Studies have shown that a fibrous diet can lead to more time spent in the deep sleep stage.

During your day, make a conscious effort to add more fiber and sleep-inducing food items to your diet to increase the time you spend in deep sleep.

Release Your Inner Yogi

Not only is yoga an excellent way to center your mind and body, but it also promotes better sleep quality.

A study found that those who practiced cyclic meditation were more likely to experience slow-wave sleep.

Add yoga right before bedtime or to your daily workout routine. Remember to add yoga poses for sleep that help relax the body and mind.

Have A Relaxing Bedtime Routine

A taxing afternoon with the kids or stress from a busy day can make it difficult to enjoy deep sleep.

Creating a relaxing bedtime routine to curb any looming anxiety and helping your body relax can significantly increase the amount of deep sleep you get.

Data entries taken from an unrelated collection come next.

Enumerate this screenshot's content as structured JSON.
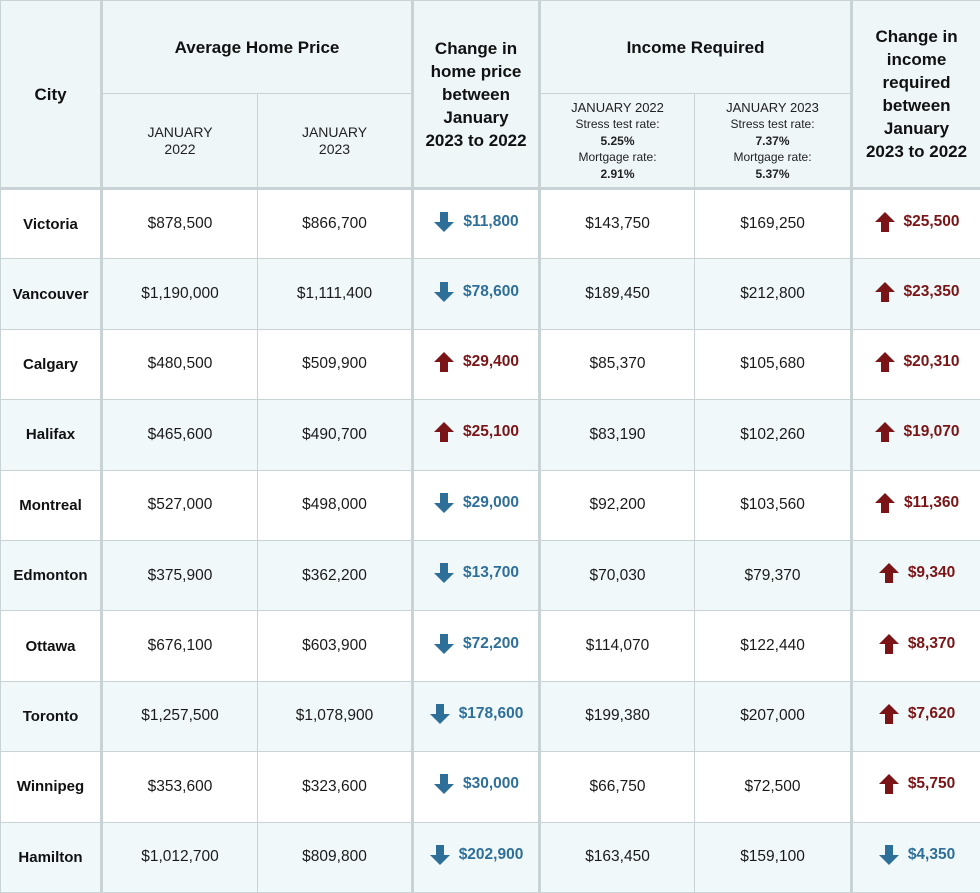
{
  "colors": {
    "down": "#2e6f99",
    "up": "#7a1416",
    "header_bg": "#eef6f8",
    "stripe_bg": "#f1f8fa",
    "border": "#c9d3d6"
  },
  "header": {
    "city": "City",
    "avg_home_price": "Average Home Price",
    "avg_jan2022_line1": "JANUARY",
    "avg_jan2022_line2": "2022",
    "avg_jan2023_line1": "JANUARY",
    "avg_jan2023_line2": "2023",
    "change_home_l1": "Change in",
    "change_home_l2": "home price",
    "change_home_l3": "between",
    "change_home_l4": "January",
    "change_home_l5": "2023 to 2022",
    "income_required": "Income Required",
    "inc_2022": {
      "title": "JANUARY 2022",
      "stress_label": "Stress test rate:",
      "stress_value": "5.25%",
      "mortgage_label": "Mortgage rate:",
      "mortgage_value": "2.91%"
    },
    "inc_2023": {
      "title": "JANUARY 2023",
      "stress_label": "Stress test rate:",
      "stress_value": "7.37%",
      "mortgage_label": "Mortgage rate:",
      "mortgage_value": "5.37%"
    },
    "change_inc_l1": "Change in",
    "change_inc_l2": "income",
    "change_inc_l3": "required",
    "change_inc_l4": "between",
    "change_inc_l5": "January",
    "change_inc_l6": "2023 to 2022"
  },
  "rows": [
    {
      "city": "Victoria",
      "price_2022": "$878,500",
      "price_2023": "$866,700",
      "price_change": "$11,800",
      "price_dir": "down",
      "income_2022": "$143,750",
      "income_2023": "$169,250",
      "income_change": "$25,500",
      "income_dir": "up"
    },
    {
      "city": "Vancouver",
      "price_2022": "$1,190,000",
      "price_2023": "$1,111,400",
      "price_change": "$78,600",
      "price_dir": "down",
      "income_2022": "$189,450",
      "income_2023": "$212,800",
      "income_change": "$23,350",
      "income_dir": "up"
    },
    {
      "city": "Calgary",
      "price_2022": "$480,500",
      "price_2023": "$509,900",
      "price_change": "$29,400",
      "price_dir": "up",
      "income_2022": "$85,370",
      "income_2023": "$105,680",
      "income_change": "$20,310",
      "income_dir": "up"
    },
    {
      "city": "Halifax",
      "price_2022": "$465,600",
      "price_2023": "$490,700",
      "price_change": "$25,100",
      "price_dir": "up",
      "income_2022": "$83,190",
      "income_2023": "$102,260",
      "income_change": "$19,070",
      "income_dir": "up"
    },
    {
      "city": "Montreal",
      "price_2022": "$527,000",
      "price_2023": "$498,000",
      "price_change": "$29,000",
      "price_dir": "down",
      "income_2022": "$92,200",
      "income_2023": "$103,560",
      "income_change": "$11,360",
      "income_dir": "up"
    },
    {
      "city": "Edmonton",
      "price_2022": "$375,900",
      "price_2023": "$362,200",
      "price_change": "$13,700",
      "price_dir": "down",
      "income_2022": "$70,030",
      "income_2023": "$79,370",
      "income_change": "$9,340",
      "income_dir": "up"
    },
    {
      "city": "Ottawa",
      "price_2022": "$676,100",
      "price_2023": "$603,900",
      "price_change": "$72,200",
      "price_dir": "down",
      "income_2022": "$114,070",
      "income_2023": "$122,440",
      "income_change": "$8,370",
      "income_dir": "up"
    },
    {
      "city": "Toronto",
      "price_2022": "$1,257,500",
      "price_2023": "$1,078,900",
      "price_change": "$178,600",
      "price_dir": "down",
      "income_2022": "$199,380",
      "income_2023": "$207,000",
      "income_change": "$7,620",
      "income_dir": "up"
    },
    {
      "city": "Winnipeg",
      "price_2022": "$353,600",
      "price_2023": "$323,600",
      "price_change": "$30,000",
      "price_dir": "down",
      "income_2022": "$66,750",
      "income_2023": "$72,500",
      "income_change": "$5,750",
      "income_dir": "up"
    },
    {
      "city": "Hamilton",
      "price_2022": "$1,012,700",
      "price_2023": "$809,800",
      "price_change": "$202,900",
      "price_dir": "down",
      "income_2022": "$163,450",
      "income_2023": "$159,100",
      "income_change": "$4,350",
      "income_dir": "down"
    }
  ]
}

Our bedtime routine should last anywhere between 30 to 60 minutes, and it should be consistent. It helps one set their mind for sleep and set you up for a productive next day.

Turn Your Bedroom Into A Sleep Sanctuary

The environment in which one sleeps should be sleep-friendly. It means no loud noises, no cold temperature, and bright lights. The best temperature for sleeping is between 17°C to 25°C.

Avoid using electronics at least 1 hour before bedtime. Make use of low, amber light bulbs on your nightstand if you prefer your room dimly lit.

If that does not work, check your bed if your mattress is comfortable.

Pair them with your favorite comforter and plush pillow so that you fall asleep in no time.

Resist That Night-Time Drinking

Your favorite alcoholic drink might help you go to sleep, but it will interfere with your deep sleep. Our body processes the alcohol we drink before bedtime.

It will diminish any sedative effect and create a rebound effect. Thus, making you wake up in the middle of the night and interrupt deep sleep. If cutting out alcohol before bedtime might seem impossible, we recommend having a drink earlier in the evening.

Block Out Any Annoying Noise

Sounds can either put you to sleep or give you insomnia. If you suffer due to noisy neighbors or live in the heart of the city, try blocking out any unpleasant noise.

You can do this by earbuds or listening to white or pink noise while falling asleep. Research suggests pink or white sound represents calming nature sounds like steady rainfall or waves crashing on a beach.

Thus, not only helps you fall asleep faster and increases the amount of deep sleep you get.

Make Use Of Eye Mask To Block Out Light

Like sound, light also has a drastic effect on the quality of deep sleep you get.

If you work night shifts and catch up on your zzz’s during the day or have a partner who enjoys reading at night, using a blindfold will help.

A study conducted on participants found that the use of eye masks resulted in more deep sleep and elevated melatonin levels.

In Summary

The most common telltale sign that you are not getting enough deep sleep is that you wake up feeling exhausted. When we do not get proper deep sleep, we feel lethargic and groggy.

Deep sleep does wonders for your mental, physical and emotional health. Understanding how deep sleep works helps you identify your sleep problems and how you can fix them.

Take a look at your daily lifestyle, and then fix what you’re doing wrong. If all of that doesn’t work, visiting a sleep specialist can help.